The authors construct a dedicated benchmark consisting of two complementary components. The “forget set” contains 5,000 synthetic personal resumes that embed a wide range of personally identifiable information (PII): account identifiers, addresses, birthdays, financial data, education details, contact information, security credentials, and political affiliations. The “retain set” comprises 5,000 ordinary code snippets drawn from standard code‑generation benchmarks, serving to measure the models’ functional performance after unlearning.

Three representative MU algorithms are evaluated: (1) Gradient Ascent (GA), which directly maximizes loss on the target data to push the model away from memorized patterns; (2) GA + Gradient Descent (GA+GD), which couples GA with a descent step on the retain set to mitigate performance degradation; and (3) GA + KL‑divergence regularization (GA+KL), which adds a KL term to keep the post‑unlearning model distribution close to the original. These methods are applied to three widely used open‑source LLMs4Code—AIXCoder‑7B, CodeLlama‑7B, and CodeQwen‑7B.

Experimental results show a substantial reduction in direct memorization‑based leakage. Across all models, the direct leak rate drops by an average of 52 % (AIXCoder‑7B achieves the highest reduction at 58 %). At the same time, code‑generation quality, measured by pass@1, remains high: 91 %–94 % of the original performance is retained, far surpassing naïve retraining approaches in terms of computational efficiency.
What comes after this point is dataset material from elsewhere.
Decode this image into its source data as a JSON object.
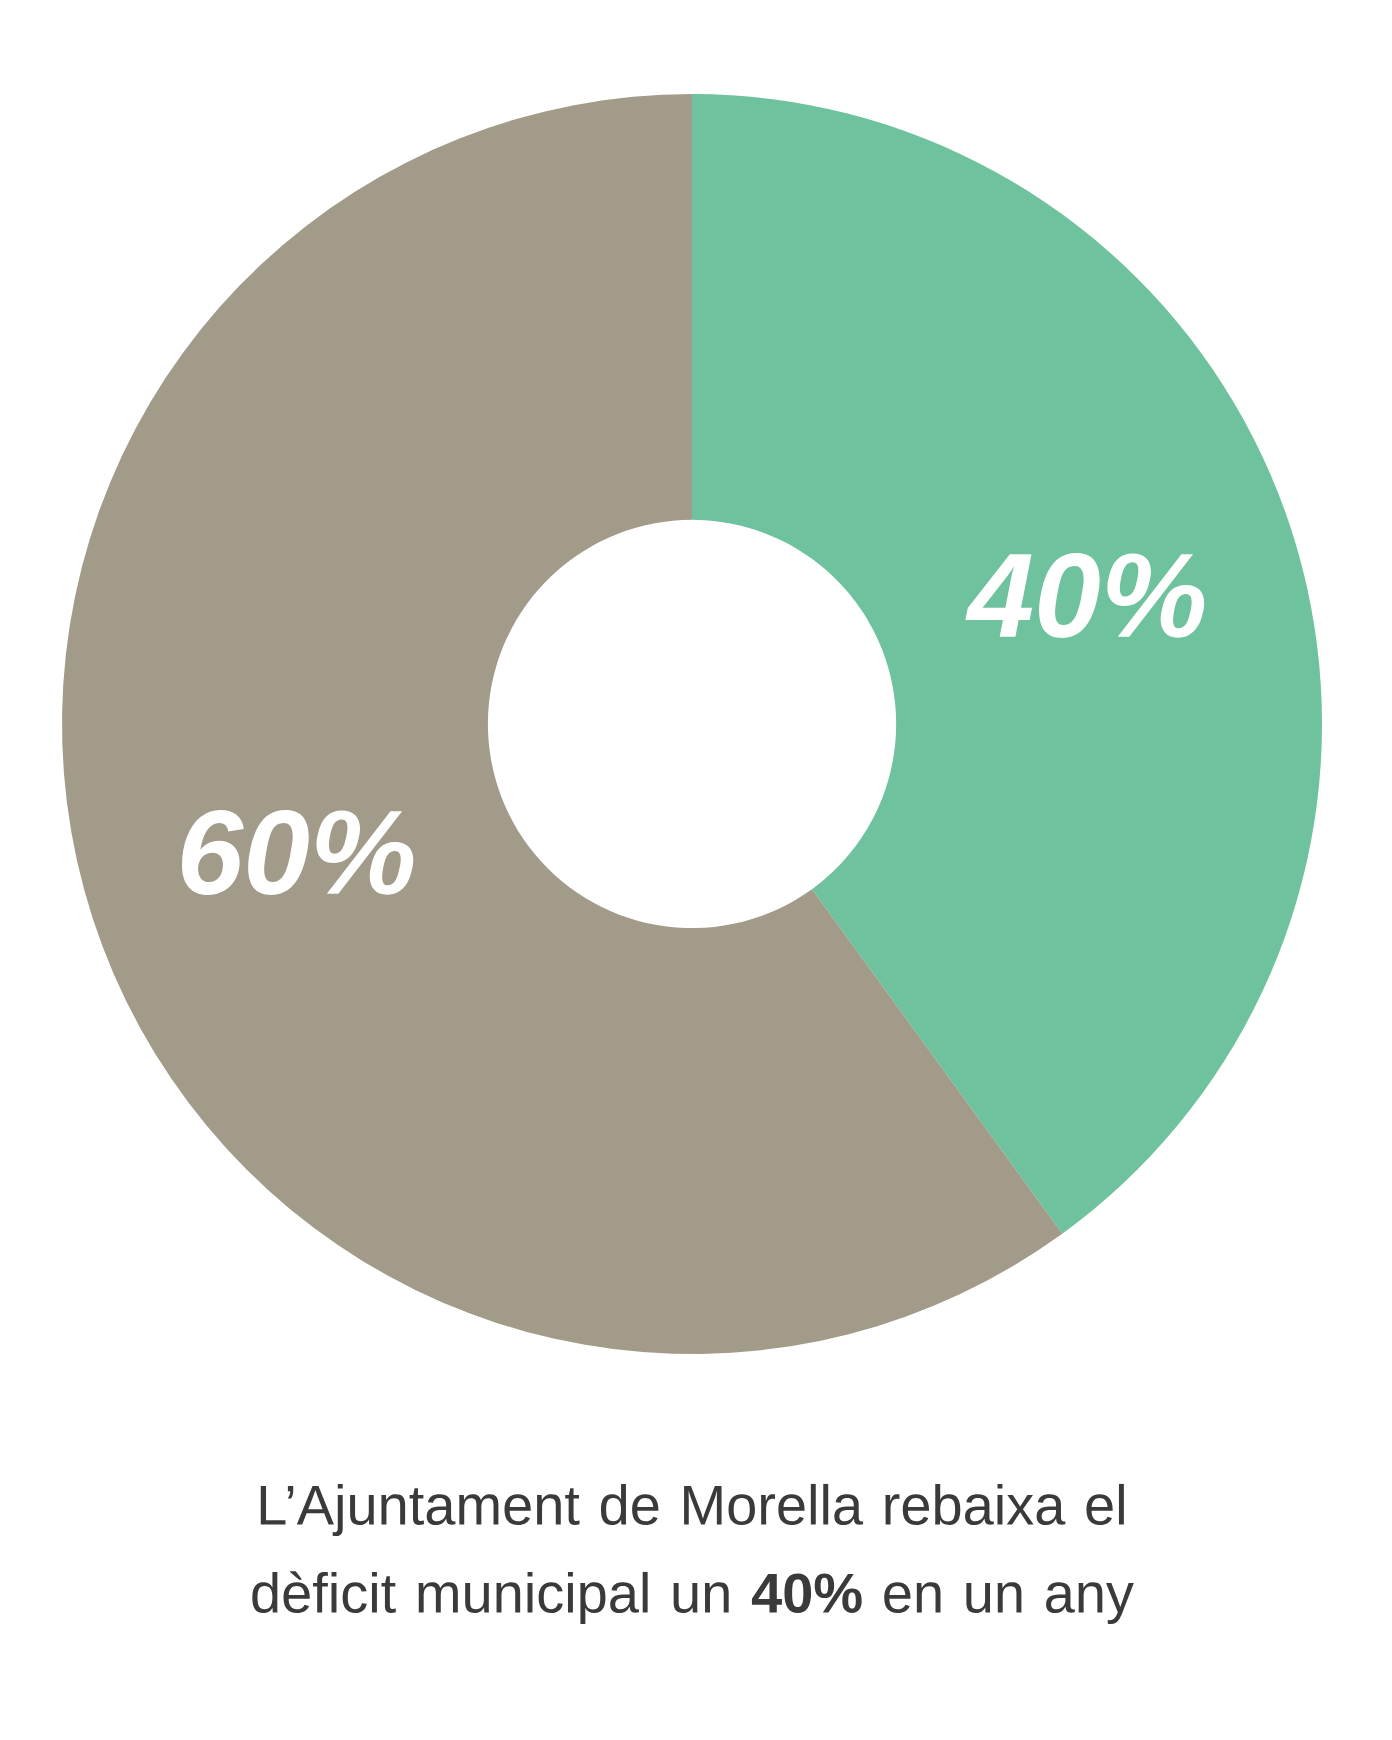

A nuanced finding emerges after unlearning: models adopt “privacy‑preserving behaviors” such as replacing sensitive fields with generic variable names, abbreviations, or placeholders, and sometimes omitting the fields entirely. While these tactics effectively block straightforward extraction attacks that rely on exact string matches, they do not eliminate the underlying semantic knowledge. Consequently, indirect or “latent” leakage becomes more prevalent. The authors observe a 1.8‑fold increase in indirect leakage cases compared with the pre‑unlearning baseline, indicating that MU currently mitigates the explicit exposure of data but leaves a subtler channel through which information can be inferred.

Algorithm‑specific trade‑offs are also detailed. GA+KL yields the smallest performance drop thanks to its KL regularization, yet its direct‑leak reduction is slightly lower than pure GA. GA+GD excels at preserving functional accuracy but struggles to completely erase high‑frequency PII such as email addresses and phone numbers. Pure GA achieves the greatest direct‑leak suppression but incurs the most noticeable degradation in code‑generation metrics. These observations suggest that practitioners must select an MU strategy aligned with their privacy‑versus‑utility priorities and the characteristics of the target model.

The study further quantifies the frequency of different privacy‑preserving strategies post‑unlearning, ranking them as variable/abbreviation substitution, field omission, and random string insertion. This taxonomy provides insight into how models internally re‑encode forgotten information.

All code, data, and evaluation scripts are released publicly on Zenodo (doi:10.5281/zenodo.14729266), ensuring reproducibility and enabling future work to extend the benchmark to other models or larger datasets.

In conclusion, the paper demonstrates that machine unlearning is a viable, low‑cost solution for reducing sensitive information leakage in LLMs4Code while maintaining high code‑generation performance. It also uncovers a previously under‑explored vulnerability: the shift from direct to indirect leakage after unlearning. Addressing both forms simultaneously will be a critical direction for future research, calling for more sophisticated unlearning mechanisms that can erase not only raw data tokens but also the associated semantic representations embedded in large code models.